There is published evidence this approach can work well. A 2025 study in Expert Systems with Applications applied an LSTM to filter the entry signals of a trend-following strategy on four index futures (Taiwan TX, S&P 500, Dow Jones and NASDAQ 100). The LSTM beat five other machine-learning models on accuracy, precision, recall and F1 — accuracy above 85% and precision above 80% in most cases — and the authors report that filtering the entries reduced the number of trades while improving returns, success rate and robustness. Those numbers are on index futures; your own market, features and labels will give different results, but they show the idea is sound.
Be honest about what a filter can and can't do
A filter is a sorting tool, not an edge generator. It is worth being clear-eyed about its limits:
- It cannot rescue a losing system. The filter only re-orders the primary system's own signals. If those signals have no edge to begin with, the best the network can do is pick a slightly-less-bad subset. Bring a primary system that at least breaks even.
- It buys precision by trading less. The usual outcome is fewer trades with a better hit rate. That is genuinely valuable, but make sure what is left still trades often enough to matter and to be worth judging.
- The single-file backtest is optimistic. This formula trains and
backtests over the same history, so over the training span the network has effectively
seen which of those trades won. Trust the held-out
TestingDataNeuralNetworkMSE, and for a realistic equity curve train the filter on older data, save it, then run it forward on a later block you never trained on — the same Standard-versus-Walk-Forward point made in Tutorial 1. - It overfits like any model. A small network, the test split, early stopping, no look-ahead, and changing few things at a time all still apply. A filter tuned until the backtest sparkles is just a slower way to curve-fit.
Going further: a recurrent filter
The study above used an LSTM rather than the feed-forward network here, and
a recurrent filter is a natural fit: it reads the sequence of bars leading into the
entry, so it can weigh the trade in the context of how the move built up — useful for a
trend-following entry. You would train it as in Tutorial 3,
with SetNeuralNetworkType(1) and SetRecurrentParams.
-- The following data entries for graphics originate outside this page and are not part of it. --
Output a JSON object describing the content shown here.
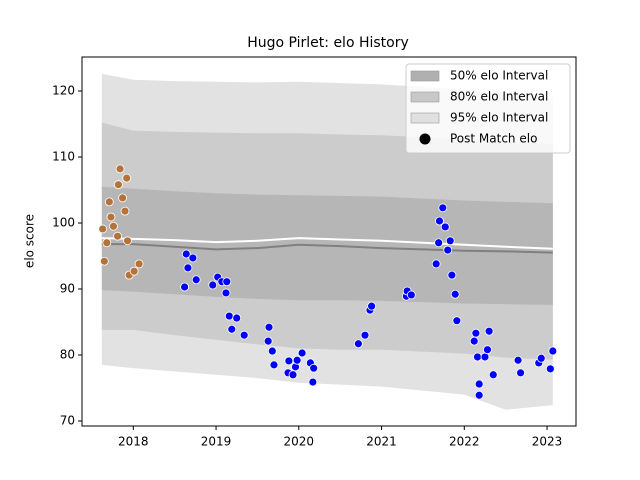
{
  "chart_data": {
    "type": "scatter",
    "title": "Hugo Pirlet: elo History",
    "y_label": "elo score",
    "xlim": [
      2017.38,
      2023.35
    ],
    "ylim": [
      69.24,
      125.15
    ],
    "xticks": [
      2018,
      2019,
      2020,
      2021,
      2022,
      2023
    ],
    "yticks": [
      70,
      80,
      90,
      100,
      110,
      120
    ],
    "legend": "upper right",
    "band_x": [
      2017.62,
      2018.0,
      2018.5,
      2019.0,
      2019.5,
      2020.0,
      2020.5,
      2021.0,
      2021.5,
      2022.0,
      2022.5,
      2023.07
    ],
    "bands": [
      {
        "name": "95% elo Interval",
        "color": "#e2e2e2",
        "legend_color": "#e0e0e0",
        "upper": [
          122.6,
          121.7,
          121.5,
          121.4,
          121.3,
          121.4,
          121.2,
          121.0,
          120.6,
          120.2,
          119.5,
          119.0
        ],
        "lower": [
          78.5,
          78.0,
          77.5,
          77.0,
          76.5,
          75.8,
          75.5,
          75.2,
          74.6,
          74.0,
          71.7,
          72.4
        ]
      },
      {
        "name": "80% elo Interval",
        "color": "#cccccc",
        "legend_color": "#c8c8c8",
        "upper": [
          115.2,
          114.0,
          113.8,
          113.7,
          113.6,
          113.6,
          113.4,
          113.3,
          113.0,
          112.7,
          112.3,
          112.0
        ],
        "lower": [
          83.8,
          83.8,
          83.0,
          82.3,
          81.6,
          81.0,
          80.8,
          80.8,
          80.5,
          80.2,
          79.6,
          79.3
        ]
      },
      {
        "name": "50% elo Interval",
        "color": "#b6b6b6",
        "legend_color": "#b0b0b0",
        "upper": [
          105.5,
          105.2,
          104.8,
          104.5,
          104.3,
          104.2,
          104.1,
          104.0,
          103.7,
          103.4,
          103.2,
          103.0
        ],
        "lower": [
          89.8,
          89.6,
          89.2,
          88.8,
          88.5,
          88.3,
          88.3,
          88.2,
          88.0,
          87.8,
          87.7,
          87.6
        ]
      }
    ],
    "lines": [
      {
        "color": "#808080",
        "values": [
          96.8,
          96.8,
          96.4,
          96.0,
          96.2,
          96.7,
          96.5,
          96.2,
          96.0,
          95.8,
          95.7,
          95.5
        ]
      },
      {
        "color": "#ffffff",
        "values": [
          97.7,
          97.6,
          97.4,
          97.1,
          97.3,
          97.7,
          97.5,
          97.3,
          97.0,
          96.7,
          96.4,
          96.1
        ]
      }
    ],
    "series": [
      {
        "name": "Post Match elo",
        "color": "#000000",
        "x": [
          2017.63,
          2017.65,
          2017.68,
          2017.71,
          2017.73,
          2017.76,
          2017.81,
          2017.82,
          2017.84,
          2017.87,
          2017.9,
          2017.92,
          2017.93,
          2017.95,
          2018.01,
          2018.07,
          2018.64,
          2018.66,
          2018.62,
          2018.72,
          2018.76,
          2018.96,
          2019.02,
          2019.07,
          2019.13,
          2019.12,
          2019.16,
          2019.19,
          2019.25,
          2019.34,
          2019.64,
          2019.63,
          2019.68,
          2019.7,
          2019.88,
          2019.87,
          2019.93,
          2019.96,
          2019.98,
          2020.04,
          2020.14,
          2020.18,
          2020.17,
          2020.72,
          2020.8,
          2020.86,
          2020.88,
          2021.3,
          2021.31,
          2021.36,
          2021.66,
          2021.69,
          2021.7,
          2021.74,
          2021.77,
          2021.8,
          2021.83,
          2021.85,
          2021.89,
          2021.91,
          2022.12,
          2022.14,
          2022.16,
          2022.18,
          2022.18,
          2022.25,
          2022.28,
          2022.3,
          2022.35,
          2022.65,
          2022.68,
          2022.9,
          2022.93,
          2023.04,
          2023.07
        ],
        "values": [
          99.1,
          94.2,
          97.0,
          103.2,
          100.9,
          99.5,
          98.0,
          105.8,
          108.2,
          103.8,
          101.8,
          106.8,
          97.3,
          92.1,
          92.7,
          93.8,
          95.3,
          93.2,
          90.3,
          94.7,
          91.4,
          90.6,
          91.8,
          91.1,
          91.1,
          89.4,
          85.9,
          83.9,
          85.6,
          83.0,
          84.2,
          82.1,
          80.6,
          78.5,
          79.1,
          77.3,
          77.0,
          78.2,
          79.2,
          80.3,
          78.8,
          78.0,
          75.9,
          81.7,
          83.0,
          86.8,
          87.4,
          88.9,
          89.7,
          89.1,
          93.8,
          97.0,
          100.3,
          102.3,
          99.4,
          95.9,
          97.3,
          92.1,
          89.2,
          85.2,
          82.1,
          83.3,
          79.7,
          75.6,
          73.9,
          79.7,
          80.8,
          83.6,
          77.0,
          79.2,
          77.3,
          78.8,
          79.5,
          77.9,
          80.6
        ],
        "colors": [
          "#b5733c",
          "#b5733c",
          "#b5733c",
          "#b5733c",
          "#b5733c",
          "#b5733c",
          "#b5733c",
          "#b5733c",
          "#b5733c",
          "#b5733c",
          "#b5733c",
          "#b5733c",
          "#b5733c",
          "#b5733c",
          "#b5733c",
          "#b5733c",
          "#0000ff",
          "#0000ff",
          "#0000ff",
          "#0000ff",
          "#0000ff",
          "#0000ff",
          "#0000ff",
          "#0000ff",
          "#0000ff",
          "#0000ff",
          "#0000ff",
          "#0000ff",
          "#0000ff",
          "#0000ff",
          "#0000ff",
          "#0000ff",
          "#0000ff",
          "#0000ff",
          "#0000ff",
          "#0000ff",
          "#0000ff",
          "#0000ff",
          "#0000ff",
          "#0000ff",
          "#0000ff",
          "#0000ff",
          "#0000ff",
          "#0000ff",
          "#0000ff",
          "#0000ff",
          "#0000ff",
          "#0000ff",
          "#0000ff",
          "#0000ff",
          "#0000ff",
          "#0000ff",
          "#0000ff",
          "#0000ff",
          "#0000ff",
          "#0000ff",
          "#0000ff",
          "#0000ff",
          "#0000ff",
          "#0000ff",
          "#0000ff",
          "#0000ff",
          "#0000ff",
          "#0000ff",
          "#0000ff",
          "#0000ff",
          "#0000ff",
          "#0000ff",
          "#0000ff",
          "#0000ff",
          "#0000ff",
          "#0000ff",
          "#0000ff",
          "#0000ff",
          "#0000ff"
        ]
      }
    ]
  }
}
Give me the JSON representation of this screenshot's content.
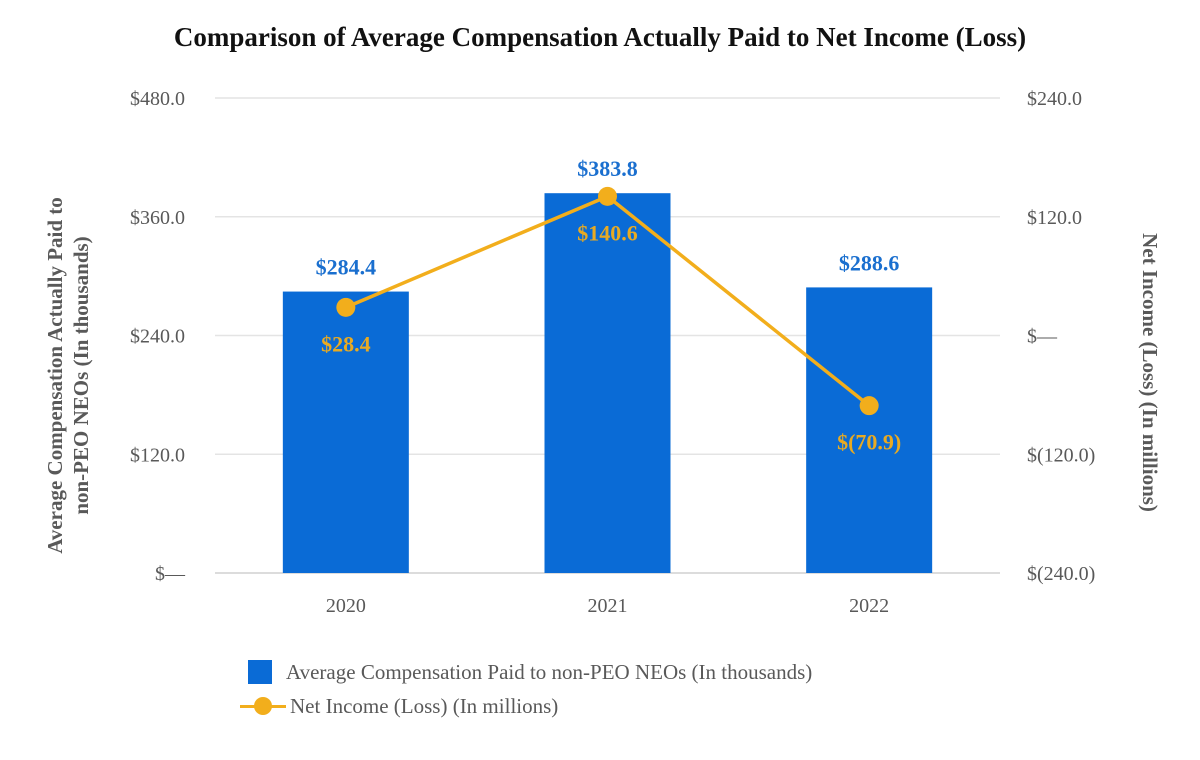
{
  "chart_data": {
    "type": "bar+line",
    "title": "Comparison of Average Compensation Actually Paid to Net Income (Loss)",
    "categories": [
      "2020",
      "2021",
      "2022"
    ],
    "series": [
      {
        "name": "Average Compensation Paid to non-PEO NEOs (In thousands)",
        "type": "bar",
        "axis": "left",
        "values": [
          284.4,
          383.8,
          288.6
        ],
        "labels": [
          "$284.4",
          "$383.8",
          "$288.6"
        ],
        "color": "#0a6bd6"
      },
      {
        "name": "Net Income (Loss) (In millions)",
        "type": "line",
        "axis": "right",
        "values": [
          28.4,
          140.6,
          -70.9
        ],
        "labels": [
          "$28.4",
          "$140.6",
          "$(70.9)"
        ],
        "color": "#f2ae1c"
      }
    ],
    "y_left": {
      "label": "Average Compensation Actually Paid to non-PEO NEOs (In thousands)",
      "label_lines": [
        "Average Compensation Actually Paid to",
        "non-PEO NEOs (In thousands)"
      ],
      "range": [
        0,
        480
      ],
      "ticks": [
        0,
        120,
        240,
        360,
        480
      ],
      "tick_labels": [
        "$—",
        "$120.0",
        "$240.0",
        "$360.0",
        "$480.0"
      ]
    },
    "y_right": {
      "label": "Net Income (Loss) (In millions)",
      "range": [
        -240,
        240
      ],
      "ticks": [
        -240,
        -120,
        0,
        120,
        240
      ],
      "tick_labels": [
        "$(240.0)",
        "$(120.0)",
        "$—",
        "$120.0",
        "$240.0"
      ]
    },
    "grid": true,
    "legend_position": "bottom"
  }
}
One mechanical difference matters, though. The recurrent engine slides a window along a
continuous series of bars, so you cannot blank out the non-signal
bars the way the MLP does — a window that overlapped a Null bar would be
discarded, and you would lose almost all of them. For a recurrent filter you therefore keep
the full continuous feature series, train it as a sequence model, and simply read its score
at your entry bars. Remember too that the recurrent output is linear, not a
0–1 sigmoid, so treat the score as an ordering and cut it at a threshold you judge on the
test data. Keep the LSTM as an advanced variation; the feed-forward filter above is the
accessible place to start.
That rounds out the four tutorials. The arc runs from predicting a return (Tutorial 1), to classifying the next direction (Tutorial 2), to a recurrent model for swings (Tutorial 3), and finally to the most practical use of all — letting a network sharpen a system you already trade. Of the four, this is the one most likely to earn its place in your research.